Concurso de Acreedores

Concepto y fines

La situación de insolvencia es requisito esencial para la declaración del concurso de acreedores. El texto concursal define la insolvencia como aquel estado, en la que el deudor no puede cumplir regularmente sus obligaciones exigibles, es decir aquella posición del deudor en la que se produce un sobreseimiento generalizado de pago; constituye el presupuesto objetivo de su declaración judicial. Sin insolvencia, entendida en los términos expuestos, no podrá decretarse la declaración judicial de Concurso de Acreedores. 

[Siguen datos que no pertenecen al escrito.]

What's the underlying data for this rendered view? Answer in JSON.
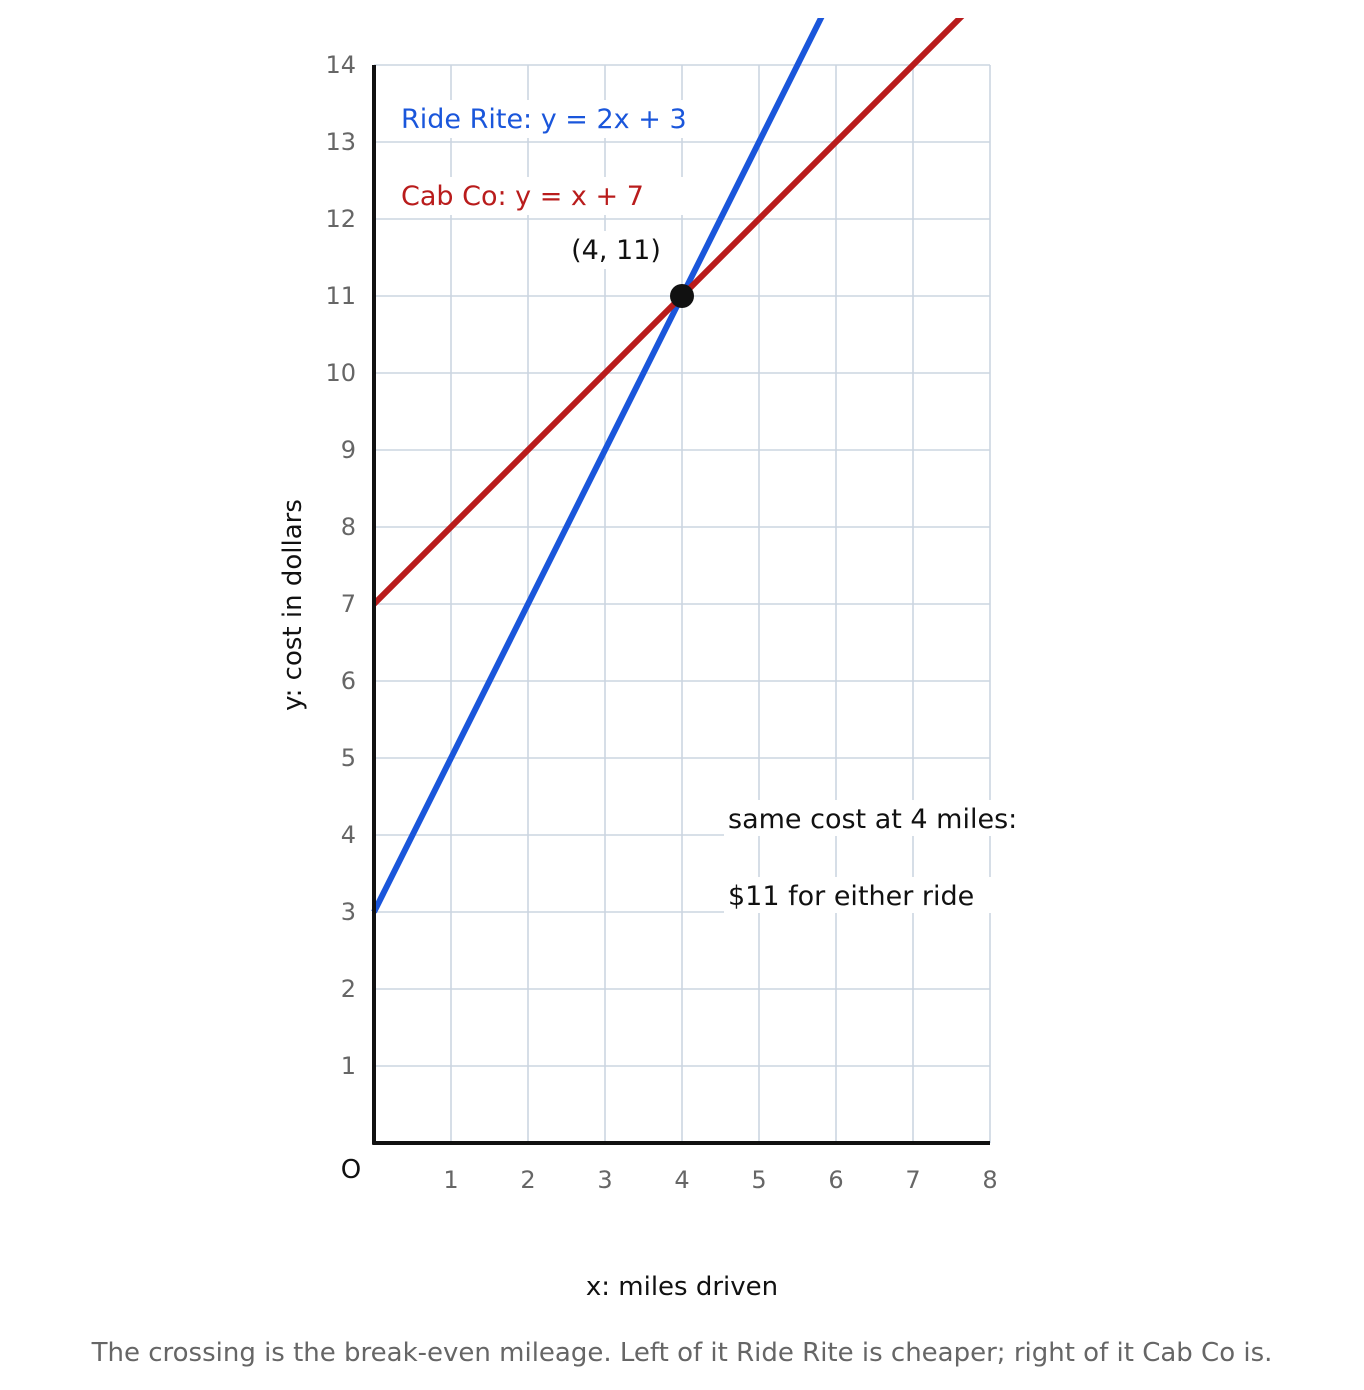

Corresponde al deudor la legitimación (presupuesto subjetivo) para instar judicialmente su declaración y será competente en el caso de personas jurídicas, el Órgano de Administración de la sociedad. A este supuesto, la Ley lo denomina concurso voluntario de acreedores.
 
También podrán solicitar la declaración de concurso (Concurso Necesario) los acreedores de la sociedad, que en todo caso deberán justificar la situación de insolvencia sobre la base de determinados parámetros regulados en el texto legal como la existencia de embargos que afecten de una manera general al patrimonio del deudor, el alzamiento o la liquidación apresurada o ruinosa de sus bienes, el sobreseimiento generalizado de pagos o el incumplimiento generalizado de pago de obligaciones tributarias, de la Seguridad Social o de salarios o indemnizaciones de sus trabajadores.

Presupuesto objetivo y subjetivo del Concurso de Accreedores. Clases.

El Concurso de Acreedores es un procedimiento judicial aplicable a las situaciones de insolvencia del deudor común, es decir, de aquella persona natural o jurídica que no puede cumplir regularmente sus obligaciones de exigibles de pago. 

Se encuentra regulado en la Ley 22/2003 de 9 de julio, que recoge tanto los aspectos materiales como los procesales del concurso de acreedores, poniendo así de manifiesto la operatividad del principio de unidad legal que inspiró al legislador al redactar la Ley Concursal.
 
Su finalidad es la satisfacción a los acreedores y para ello la Ley contempla la adecuación del procedimiento a varias situaciones, en base al principio de flexibilidad, que permiten alcanzar de una manera u otra, la finalidad perseguida, es decir, dar la mejor solución posible al pago de la deuda concursal, como veremos a lo largo de este trabajo.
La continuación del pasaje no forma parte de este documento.